Hausse du coût des risques et déséquilibre des régimes

Actuellement, les équilibres techniques des régimes de prévoyance et de santé « sont mis à mal », les équipes techniques « sont sous pression » et le pilotage des régimes « est compliqué », souligne Alexandre Eby, actuaire IA, manager assurance chez Galea.

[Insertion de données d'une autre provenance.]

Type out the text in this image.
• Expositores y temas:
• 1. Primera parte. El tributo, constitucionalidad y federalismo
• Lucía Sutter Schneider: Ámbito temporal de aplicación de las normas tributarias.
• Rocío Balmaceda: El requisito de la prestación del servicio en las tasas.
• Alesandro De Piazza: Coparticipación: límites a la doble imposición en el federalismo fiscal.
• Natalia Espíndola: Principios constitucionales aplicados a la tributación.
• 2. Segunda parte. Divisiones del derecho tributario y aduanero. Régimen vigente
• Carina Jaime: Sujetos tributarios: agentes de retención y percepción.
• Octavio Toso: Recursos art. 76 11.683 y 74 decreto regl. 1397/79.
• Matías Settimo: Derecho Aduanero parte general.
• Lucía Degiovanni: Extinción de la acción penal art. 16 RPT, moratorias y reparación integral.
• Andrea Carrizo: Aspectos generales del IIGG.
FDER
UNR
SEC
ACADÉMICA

Selon lui, les dérives en matière de coût ont des causes variées : elles résultent, en santé, des diverses évolutions réglementaires, avec le « désengagement de la Sécurité sociale », mais aussi de l’augmentation de certaines bases de remboursement ainsi que du vieillissement de la population. En prévoyance, entrent en ligne de compte un niveau d’absentéisme élevé et les conséquences de la réforme des retraites. Il faut également anticiper certaines mesures à venir : la hausse du tarif des consultations des généralistes, l’extension du 100% Santé annoncée, les différentes négociations en cours avec l’assurance maladie, les nouvelles annonces concernant le dispositif Mon soutien psy.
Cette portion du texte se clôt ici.